Her father opened his mouth, only to think better of it and shut it quickly. His eyes dulled. “Helen, try to imagine yourself having a good time. That's what I am doing.”

“Perhaps we could leave?”

“I tried to negotiate that into the agreement I made with your mother this morning. We must stay. The ties that bind and all.” But his weary face, with its widening whiskers and graying hair, spoke what he wouldn't say aloud.

They stood in bored silence for a good ten minutes, watching the scene before them. When a person came by to greet them, Mr. Brooks would give a nice smile and engage in brief small talk about the weather or how Harvard, his own alma mater, was predicted to do in the annual football game against Yale. In those short exchanges Helen would dutifully nod in feigned interest, feeling each time as if she were a hypocrite. None of these people had paid a call on their family since her mother's arrest, and several had been too busy with other things to even inquire as to how they were managing.
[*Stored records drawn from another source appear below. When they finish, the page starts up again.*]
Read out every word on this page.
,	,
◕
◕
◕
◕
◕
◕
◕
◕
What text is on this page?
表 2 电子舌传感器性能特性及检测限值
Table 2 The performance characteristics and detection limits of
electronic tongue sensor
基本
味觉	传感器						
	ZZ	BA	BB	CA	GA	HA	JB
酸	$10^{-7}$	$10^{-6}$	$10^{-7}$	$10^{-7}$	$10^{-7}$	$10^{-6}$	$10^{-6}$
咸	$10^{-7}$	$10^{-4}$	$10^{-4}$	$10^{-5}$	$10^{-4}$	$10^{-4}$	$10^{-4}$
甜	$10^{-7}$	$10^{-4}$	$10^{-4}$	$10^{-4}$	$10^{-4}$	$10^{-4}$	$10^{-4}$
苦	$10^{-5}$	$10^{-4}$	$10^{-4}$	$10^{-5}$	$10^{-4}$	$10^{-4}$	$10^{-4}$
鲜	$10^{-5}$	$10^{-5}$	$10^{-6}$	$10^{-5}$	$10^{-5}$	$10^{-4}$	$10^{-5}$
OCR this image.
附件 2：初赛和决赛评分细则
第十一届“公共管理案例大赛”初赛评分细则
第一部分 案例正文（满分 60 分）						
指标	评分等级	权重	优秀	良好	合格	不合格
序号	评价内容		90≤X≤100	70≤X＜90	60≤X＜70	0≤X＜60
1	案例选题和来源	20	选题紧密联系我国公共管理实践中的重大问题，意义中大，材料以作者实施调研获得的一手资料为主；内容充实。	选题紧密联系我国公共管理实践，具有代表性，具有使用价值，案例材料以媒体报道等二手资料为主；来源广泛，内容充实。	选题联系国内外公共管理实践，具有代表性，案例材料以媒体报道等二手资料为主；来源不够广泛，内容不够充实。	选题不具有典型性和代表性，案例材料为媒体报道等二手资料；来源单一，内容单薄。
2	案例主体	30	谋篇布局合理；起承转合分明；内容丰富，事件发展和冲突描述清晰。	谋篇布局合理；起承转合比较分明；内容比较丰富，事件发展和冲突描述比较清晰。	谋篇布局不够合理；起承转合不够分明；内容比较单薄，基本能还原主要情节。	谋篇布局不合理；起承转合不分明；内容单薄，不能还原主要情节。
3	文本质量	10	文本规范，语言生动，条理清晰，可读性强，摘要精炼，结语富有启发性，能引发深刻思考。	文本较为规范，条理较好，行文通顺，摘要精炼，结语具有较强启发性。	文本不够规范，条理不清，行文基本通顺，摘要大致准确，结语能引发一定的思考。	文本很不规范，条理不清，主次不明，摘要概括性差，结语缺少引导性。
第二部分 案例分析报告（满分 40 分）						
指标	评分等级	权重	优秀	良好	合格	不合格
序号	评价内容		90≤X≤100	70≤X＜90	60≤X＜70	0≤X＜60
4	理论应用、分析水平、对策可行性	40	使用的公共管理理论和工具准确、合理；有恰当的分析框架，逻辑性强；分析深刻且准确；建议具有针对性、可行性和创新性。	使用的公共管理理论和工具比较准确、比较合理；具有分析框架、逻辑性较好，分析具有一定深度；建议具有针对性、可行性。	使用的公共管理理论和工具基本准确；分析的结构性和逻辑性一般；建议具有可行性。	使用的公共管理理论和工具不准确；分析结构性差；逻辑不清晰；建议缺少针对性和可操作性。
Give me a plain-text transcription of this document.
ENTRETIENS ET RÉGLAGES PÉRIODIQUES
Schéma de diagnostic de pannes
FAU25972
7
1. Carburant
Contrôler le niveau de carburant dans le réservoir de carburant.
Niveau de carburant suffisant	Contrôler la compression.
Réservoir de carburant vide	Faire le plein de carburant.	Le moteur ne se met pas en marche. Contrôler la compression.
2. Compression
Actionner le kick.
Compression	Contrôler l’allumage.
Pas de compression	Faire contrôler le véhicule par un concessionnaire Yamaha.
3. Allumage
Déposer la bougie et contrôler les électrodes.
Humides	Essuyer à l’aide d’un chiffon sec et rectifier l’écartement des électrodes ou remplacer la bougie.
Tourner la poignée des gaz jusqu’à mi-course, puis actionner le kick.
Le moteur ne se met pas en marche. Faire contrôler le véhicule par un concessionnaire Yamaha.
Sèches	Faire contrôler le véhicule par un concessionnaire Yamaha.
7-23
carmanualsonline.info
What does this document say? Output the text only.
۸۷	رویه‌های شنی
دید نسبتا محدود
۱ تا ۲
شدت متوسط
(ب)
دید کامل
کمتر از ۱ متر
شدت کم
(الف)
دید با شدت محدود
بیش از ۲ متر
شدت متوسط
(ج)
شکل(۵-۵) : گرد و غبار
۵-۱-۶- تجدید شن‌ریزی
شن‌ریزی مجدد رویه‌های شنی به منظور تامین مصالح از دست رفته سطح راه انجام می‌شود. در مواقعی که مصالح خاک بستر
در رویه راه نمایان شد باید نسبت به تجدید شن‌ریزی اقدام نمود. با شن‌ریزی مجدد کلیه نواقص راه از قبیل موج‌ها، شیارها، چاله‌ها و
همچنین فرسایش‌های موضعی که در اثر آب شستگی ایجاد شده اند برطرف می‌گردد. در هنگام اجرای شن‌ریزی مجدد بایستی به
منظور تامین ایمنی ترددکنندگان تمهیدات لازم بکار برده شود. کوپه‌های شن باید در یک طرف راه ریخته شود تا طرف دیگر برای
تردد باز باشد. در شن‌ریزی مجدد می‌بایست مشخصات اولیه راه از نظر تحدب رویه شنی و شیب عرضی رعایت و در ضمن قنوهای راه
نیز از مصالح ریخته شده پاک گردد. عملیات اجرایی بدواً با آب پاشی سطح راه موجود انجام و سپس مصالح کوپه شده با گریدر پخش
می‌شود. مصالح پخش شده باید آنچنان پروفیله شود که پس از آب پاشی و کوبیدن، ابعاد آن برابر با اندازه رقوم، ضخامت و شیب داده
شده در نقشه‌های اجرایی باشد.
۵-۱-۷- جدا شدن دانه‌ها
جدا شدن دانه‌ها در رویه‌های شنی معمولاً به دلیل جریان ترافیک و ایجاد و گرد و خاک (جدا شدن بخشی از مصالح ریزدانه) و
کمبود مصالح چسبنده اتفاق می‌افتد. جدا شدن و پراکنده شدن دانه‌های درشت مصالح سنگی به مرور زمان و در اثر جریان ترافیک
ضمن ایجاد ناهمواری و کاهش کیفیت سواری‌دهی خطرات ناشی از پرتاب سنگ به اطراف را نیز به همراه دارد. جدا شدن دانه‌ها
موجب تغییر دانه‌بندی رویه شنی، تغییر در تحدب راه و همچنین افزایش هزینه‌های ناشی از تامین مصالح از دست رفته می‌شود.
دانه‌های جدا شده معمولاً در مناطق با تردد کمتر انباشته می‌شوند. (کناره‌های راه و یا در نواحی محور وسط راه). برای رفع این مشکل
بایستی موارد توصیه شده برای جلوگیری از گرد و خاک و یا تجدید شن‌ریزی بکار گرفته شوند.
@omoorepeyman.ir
She especially had a hard time even choking out words of greeting to Mrs. Peabody, who had been exceptionally vocal at church in her concern for community decency standards.

About the time Helen had become convinced that the evening was to be borne in silence, Robert Brown walked to her side. He'd been dismissed by the great-aunt, who was now talking with the couple du jour, Caroline Peabody and Frank Adams.

As Mr. Brooks hailed a waiter with a tray of scotch whiskeys, Robert bowed to Helen. Except for their eyes, they could have been cousins. Outsiders had, at times, mistaken them for brother and sister, given their similar coloring, height, and demeanor.